I have confirmed that the font I"m using for my console is capable of displaying the character in question, and the file is definitely empty (0 bytes in size).
EDIT:
Further debugging shows that the 'failbit' and 'badbit' are set in the stream(s).
EDIT:
I have also tried using Boost.Locale and I am having the same issue even with the new locale imbued globally and explicitly to all standard streams.
To write into a file, you have to set the locale correctly, for example if you want to write them as UTF-8 characters, you have to add
const std::locale utf8_locale
= std::locale(std::locale(), new std::codecvt_utf8<wchar_t>());
test_file.imbue(utf8_locale);
You have to add these 2 include files
#include <codecvt>
#include <locale>
To write to the console you have to set the console in the correct mode (this is windows specific) by adding
_setmode(_fileno(stdout), _O_U8TEXT);
(in case you want to use UTF-8).
For this you have to add these 2 include files:
#include <fcntl.h>
#include <io.h>
Furthermore you have to make sure that your are using a font that supports Unicode (such as for example Lucida Console). You can change the font in the properties of your console window.
The complete program now looks like this:
#include <fstream>
#include <iostream>
#include <codecvt>
#include <locale>
#include <fcntl.h>
#include <io.h>
int main()
{
const std::locale utf8_locale = std::locale(std::locale(),
new std::codecvt_utf8<wchar_t>());
{
std::wofstream test_file("c:\\temp\\test.txt");
test_file.imbue(utf8_locale);
test_file << L"\u2122";
}
_setmode(_fileno(stdout), _O_U8TEXT);
std::wcout << L"\u2122";
}
Are you always using std::wcout
or are you sometimes using std::cout
? Mixing these won't work. Of course, the error description "choking" doesn't say at all what problem you are observing. I'd suspect that this is a different problem to the one using files, however.

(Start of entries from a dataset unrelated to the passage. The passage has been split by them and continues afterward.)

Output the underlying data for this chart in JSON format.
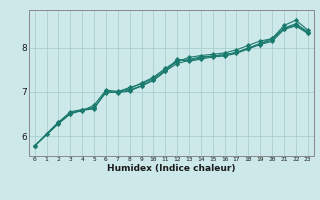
{
  "xlabel": "Humidex (Indice chaleur)",
  "ylabel": "",
  "bg_color": "#cce8e8",
  "line_color": "#1a7a6e",
  "grid_color": "#aacece",
  "axis_color": "#888888",
  "xlim": [
    -0.5,
    23.5
  ],
  "ylim": [
    5.55,
    8.85
  ],
  "xticks": [
    0,
    1,
    2,
    3,
    4,
    5,
    6,
    7,
    8,
    9,
    10,
    11,
    12,
    13,
    14,
    15,
    16,
    17,
    18,
    19,
    20,
    21,
    22,
    23
  ],
  "yticks": [
    6,
    7,
    8
  ],
  "series": [
    {
      "x": [
        0,
        1,
        2,
        3,
        4,
        5,
        6,
        7,
        8,
        9,
        10,
        11,
        12,
        13,
        14,
        15,
        16,
        17,
        18,
        19,
        20,
        21,
        22,
        23
      ],
      "y": [
        5.78,
        6.05,
        6.3,
        6.55,
        6.6,
        6.65,
        6.98,
        7.0,
        7.1,
        7.18,
        7.3,
        7.5,
        7.68,
        7.78,
        7.82,
        7.85,
        7.88,
        7.95,
        8.05,
        8.15,
        8.2,
        8.5,
        8.62,
        8.4
      ]
    },
    {
      "x": [
        0,
        1,
        2,
        3,
        4,
        5,
        6,
        7,
        8,
        9,
        10,
        11,
        12,
        13,
        14,
        15,
        16,
        17,
        18,
        19,
        20,
        21,
        22,
        23
      ],
      "y": [
        5.78,
        6.05,
        6.32,
        6.53,
        6.57,
        6.7,
        7.04,
        7.01,
        7.07,
        7.2,
        7.33,
        7.53,
        7.7,
        7.73,
        7.79,
        7.81,
        7.84,
        7.89,
        7.99,
        8.09,
        8.21,
        8.44,
        8.54,
        8.36
      ]
    },
    {
      "x": [
        0,
        2,
        3,
        4,
        5,
        6,
        7,
        8,
        9,
        10,
        11,
        12,
        13,
        14,
        15,
        16,
        17,
        18,
        19,
        20,
        21,
        22,
        23
      ],
      "y": [
        5.78,
        6.28,
        6.5,
        6.58,
        6.62,
        7.01,
        6.98,
        7.02,
        7.13,
        7.26,
        7.46,
        7.74,
        7.69,
        7.74,
        7.79,
        7.81,
        7.87,
        7.97,
        8.07,
        8.14,
        8.41,
        8.49,
        8.32
      ]
    },
    {
      "x": [
        0,
        2,
        3,
        4,
        5,
        6,
        7,
        8,
        9,
        10,
        11,
        12,
        13,
        14,
        15,
        16,
        17,
        18,
        19,
        20,
        21,
        22,
        23
      ],
      "y": [
        5.78,
        6.29,
        6.51,
        6.59,
        6.63,
        7.0,
        6.99,
        7.04,
        7.14,
        7.27,
        7.47,
        7.64,
        7.71,
        7.77,
        7.81,
        7.84,
        7.89,
        7.99,
        8.09,
        8.17,
        8.43,
        8.51,
        8.34
      ]
    }
  ]
}
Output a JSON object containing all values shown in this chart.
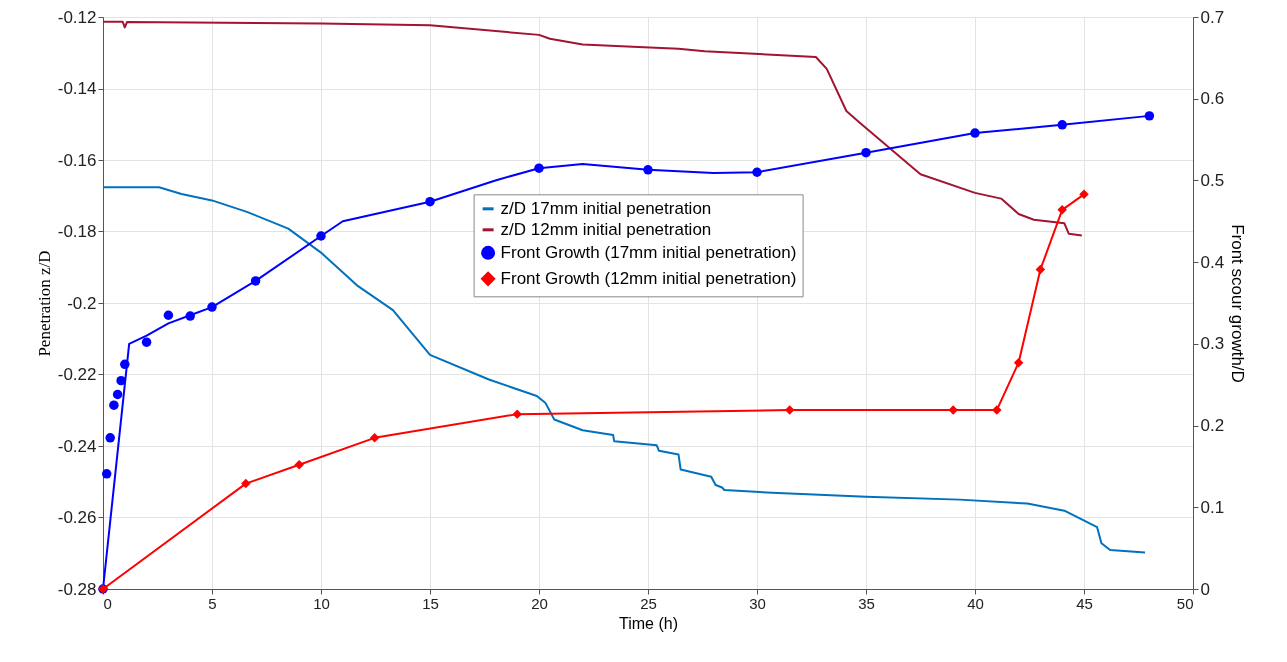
{
  "chart_data": {
    "type": "line",
    "xlabel": "Time (h)",
    "ylabel": "Penetration z/D",
    "y2label": "Front scour growth/D",
    "xlim": [
      0,
      50
    ],
    "xticks": [
      0,
      5,
      10,
      15,
      20,
      25,
      30,
      35,
      40,
      45,
      50
    ],
    "ylim": [
      -0.28,
      -0.12
    ],
    "yticks": [
      -0.28,
      -0.26,
      -0.24,
      -0.22,
      -0.2,
      -0.18,
      -0.16,
      -0.14,
      -0.12
    ],
    "y2lim": [
      0,
      0.7
    ],
    "y2ticks": [
      0,
      0.1,
      0.2,
      0.3,
      0.4,
      0.5,
      0.6,
      0.7
    ],
    "grid": true,
    "legend": "center",
    "series": [
      {
        "name": "z/D 17mm initial penetration",
        "color": "#0072bd",
        "axis": "y",
        "x": [
          0,
          2.57,
          3.6,
          5.0,
          6.6,
          8.5,
          10,
          11.7,
          13.3,
          15,
          17.7,
          19.9,
          20.3,
          20.7,
          22.0,
          23.4,
          23.45,
          25.4,
          25.5,
          26.4,
          26.5,
          27.9,
          28.1,
          28.4,
          28.5,
          30.7,
          35,
          39.3,
          42.4,
          44.1,
          45.6,
          45.8,
          46.2,
          47.8
        ],
        "values": [
          -0.1676,
          -0.1676,
          -0.1695,
          -0.1713,
          -0.1745,
          -0.1792,
          -0.1859,
          -0.1953,
          -0.202,
          -0.2145,
          -0.2214,
          -0.226,
          -0.228,
          -0.2326,
          -0.2356,
          -0.2369,
          -0.2387,
          -0.2398,
          -0.2413,
          -0.2424,
          -0.2466,
          -0.2486,
          -0.2509,
          -0.2516,
          -0.2523,
          -0.2531,
          -0.2542,
          -0.255,
          -0.2561,
          -0.2581,
          -0.2627,
          -0.2672,
          -0.2691,
          -0.2698
        ]
      },
      {
        "name": "z/D 12mm initial penetration",
        "color": "#a2142f",
        "axis": "y",
        "x": [
          0,
          0.9,
          1.0,
          1.1,
          10,
          15,
          20,
          20.5,
          22,
          24.3,
          26.4,
          27.6,
          32.7,
          33.2,
          34.1,
          34.7,
          37.5,
          40,
          41.2,
          42.0,
          42.7,
          44.1,
          44.3,
          44.9
        ],
        "values": [
          -0.1213,
          -0.1213,
          -0.1229,
          -0.1214,
          -0.1218,
          -0.1223,
          -0.125,
          -0.1261,
          -0.1277,
          -0.1283,
          -0.1289,
          -0.1296,
          -0.1312,
          -0.1345,
          -0.1463,
          -0.1495,
          -0.164,
          -0.1692,
          -0.1708,
          -0.1751,
          -0.1767,
          -0.1777,
          -0.1806,
          -0.1811
        ]
      },
      {
        "color": "#0000ff",
        "axis": "y2",
        "x": [
          0,
          1.2,
          2,
          3,
          4,
          5,
          7,
          10,
          11,
          15,
          18,
          20,
          22,
          25,
          28,
          30,
          35,
          40,
          44,
          48
        ],
        "values": [
          0,
          0.3,
          0.31,
          0.325,
          0.335,
          0.345,
          0.377,
          0.432,
          0.45,
          0.474,
          0.5,
          0.515,
          0.52,
          0.513,
          0.509,
          0.51,
          0.534,
          0.558,
          0.568,
          0.579
        ]
      },
      {
        "name": "Front Growth (17mm initial penetration)",
        "color": "#0000ff",
        "type": "scatter",
        "marker": "circle",
        "axis": "y2",
        "x": [
          0,
          0.17,
          0.33,
          0.5,
          0.67,
          0.83,
          1,
          2,
          3,
          4,
          5,
          7,
          10,
          15,
          20,
          25,
          30,
          35,
          40,
          44,
          48
        ],
        "values": [
          0,
          0.141,
          0.185,
          0.225,
          0.238,
          0.255,
          0.275,
          0.302,
          0.335,
          0.334,
          0.345,
          0.377,
          0.432,
          0.474,
          0.515,
          0.513,
          0.51,
          0.534,
          0.558,
          0.568,
          0.579
        ]
      },
      {
        "name": "Front Growth (12mm initial penetration)",
        "color": "#ff0000",
        "marker": "diamond",
        "axis": "y2",
        "x": [
          0,
          6.55,
          9.0,
          12.46,
          19.0,
          31.5,
          39.0,
          41.0,
          42.0,
          43.0,
          44.0,
          45.0
        ],
        "values": [
          0,
          0.129,
          0.152,
          0.185,
          0.214,
          0.219,
          0.219,
          0.219,
          0.277,
          0.391,
          0.464,
          0.483
        ]
      }
    ]
  }
}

As there is no real description of the problem it takes somewhat of a crystal ball followed by a shot in the dark to hit the problem... Since you want to get Unicode characters from you file make sure that the file stream you are using uses a std::locale
whose std::codecvt<...>
facet actually converts to a suitable Unicode encoding.
I just tested GCC (versions 4.4 thru 4.7) and MSVC 10, which all exhibit this problem.
Equally broken is wprintf
, which does as little as the C++ stream API.

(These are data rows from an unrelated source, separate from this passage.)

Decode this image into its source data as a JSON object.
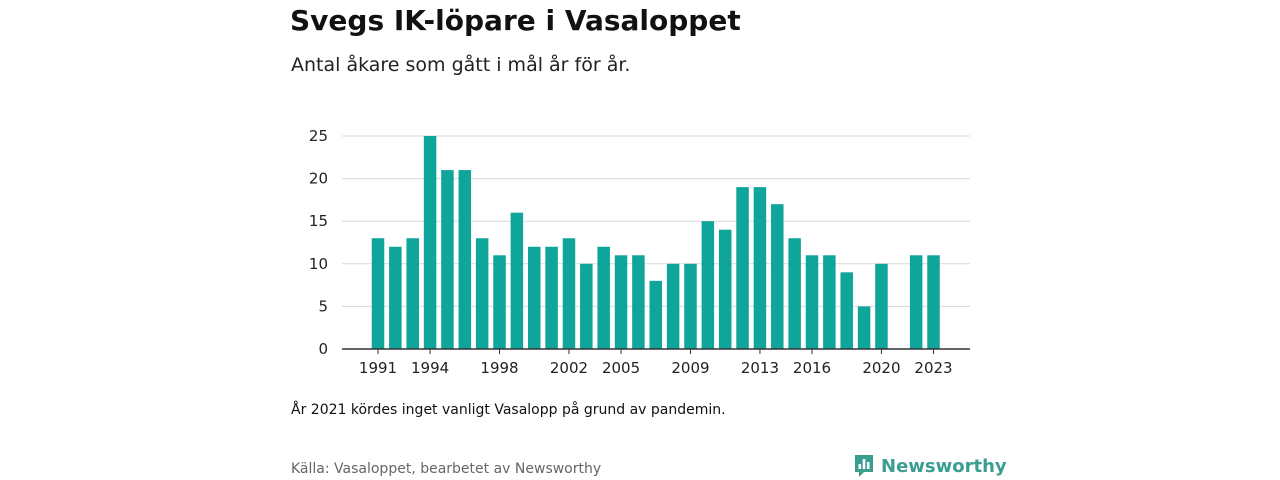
{
  "header": {
    "title": "Svegs IK-löpare i Vasaloppet",
    "subtitle": "Antal åkare som gått i mål år för år."
  },
  "footer": {
    "note": "År 2021 kördes inget vanligt Vasalopp på grund av pandemin.",
    "source": "Källa: Vasaloppet, bearbetet av Newsworthy",
    "brand": "Newsworthy",
    "brand_icon": "newsworthy-logo-icon"
  },
  "colors": {
    "bar": "#0fa59b",
    "grid": "#d9d9d9",
    "axis": "#333333",
    "brand": "#3a9e91"
  },
  "chart_data": {
    "type": "bar",
    "title": "Svegs IK-löpare i Vasaloppet",
    "subtitle": "Antal åkare som gått i mål år för år.",
    "xlabel": "",
    "ylabel": "",
    "categories": [
      1991,
      1992,
      1993,
      1994,
      1995,
      1996,
      1997,
      1998,
      1999,
      2000,
      2001,
      2002,
      2003,
      2004,
      2005,
      2006,
      2007,
      2008,
      2009,
      2010,
      2011,
      2012,
      2013,
      2014,
      2015,
      2016,
      2017,
      2018,
      2019,
      2020,
      2021,
      2022,
      2023
    ],
    "values": [
      13,
      12,
      13,
      25,
      21,
      21,
      13,
      11,
      16,
      12,
      12,
      13,
      10,
      12,
      11,
      11,
      8,
      10,
      10,
      15,
      14,
      19,
      19,
      17,
      13,
      11,
      11,
      9,
      5,
      10,
      null,
      11,
      11
    ],
    "x_ticks": [
      1991,
      1994,
      1998,
      2002,
      2005,
      2009,
      2013,
      2016,
      2020,
      2023
    ],
    "y_ticks": [
      0,
      5,
      10,
      15,
      20,
      25
    ],
    "ylim": [
      0,
      25
    ],
    "grid": true,
    "legend": "none"
  }
}
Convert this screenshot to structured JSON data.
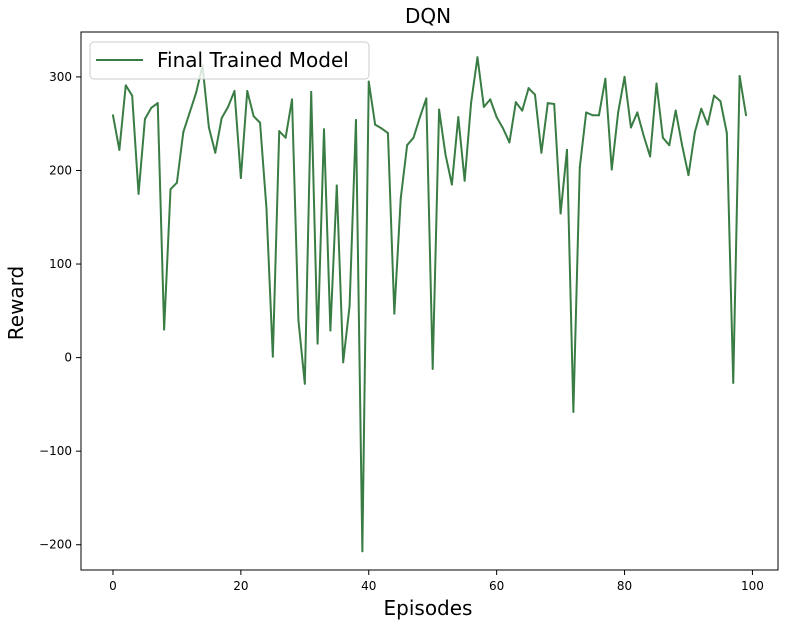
{
  "chart_data": {
    "type": "line",
    "title": "DQN",
    "xlabel": "Episodes",
    "ylabel": "Reward",
    "xlim": [
      -5,
      104
    ],
    "ylim": [
      -227,
      348
    ],
    "xticks": [
      0,
      20,
      40,
      60,
      80,
      100
    ],
    "yticks": [
      -200,
      -100,
      0,
      100,
      200,
      300
    ],
    "xtick_labels": [
      "0",
      "20",
      "40",
      "60",
      "80",
      "100"
    ],
    "ytick_labels": [
      "−200",
      "−100",
      "0",
      "100",
      "200",
      "300"
    ],
    "grid": false,
    "legend_position": "top-left",
    "series": [
      {
        "name": "Final Trained Model",
        "color": "#3a7d44",
        "x": [
          0,
          1,
          2,
          3,
          4,
          5,
          6,
          7,
          8,
          9,
          10,
          11,
          12,
          13,
          14,
          15,
          16,
          17,
          18,
          19,
          20,
          21,
          22,
          23,
          24,
          25,
          26,
          27,
          28,
          29,
          30,
          31,
          32,
          33,
          34,
          35,
          36,
          37,
          38,
          39,
          40,
          41,
          42,
          43,
          44,
          45,
          46,
          47,
          48,
          49,
          50,
          51,
          52,
          53,
          54,
          55,
          56,
          57,
          58,
          59,
          60,
          61,
          62,
          63,
          64,
          65,
          66,
          67,
          68,
          69,
          70,
          71,
          72,
          73,
          74,
          75,
          76,
          77,
          78,
          79,
          80,
          81,
          82,
          83,
          84,
          85,
          86,
          87,
          88,
          89,
          90,
          91,
          92,
          93,
          94,
          95,
          96,
          97,
          98,
          99
        ],
        "values": [
          259,
          222,
          291,
          280,
          175,
          255,
          267,
          272,
          30,
          180,
          187,
          241,
          262,
          283,
          312,
          246,
          219,
          256,
          268,
          285,
          192,
          285,
          258,
          251,
          160,
          1,
          242,
          235,
          276,
          40,
          -28,
          284,
          15,
          244,
          29,
          184,
          -5,
          55,
          254,
          -207,
          295,
          249,
          245,
          240,
          47,
          170,
          227,
          235,
          257,
          277,
          -12,
          265,
          217,
          185,
          257,
          189,
          272,
          321,
          268,
          276,
          257,
          245,
          230,
          273,
          264,
          288,
          281,
          219,
          272,
          271,
          154,
          222,
          -58,
          203,
          262,
          259,
          259,
          298,
          201,
          262,
          300,
          246,
          262,
          237,
          215,
          293,
          235,
          227,
          264,
          227,
          195,
          241,
          266,
          249,
          280,
          274,
          240,
          -27,
          301,
          259
        ]
      }
    ]
  }
}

I also tested the raw Win32 API to see if nothing else was causing the failure, and this works:
#include <windows.h>
int main()
{
HANDLE stdout = GetStdHandle(STD_OUTPUT_HANDLE);
DWORD n;
WriteConsoleW( stdout, L"\u03B2", 1, &n, NULL );
}
Which writes β
to the console (if you set cmd's font to something like Lucida Console).
Conclusion: wchar_t
output is horribly broken in both large C++ Standard library implementations.
Although the wide character streams take Unicode as input, that's not what they produce as output - the characters go through a conversion. If a character can't be represented in the encoding that it's converting to, the output fails.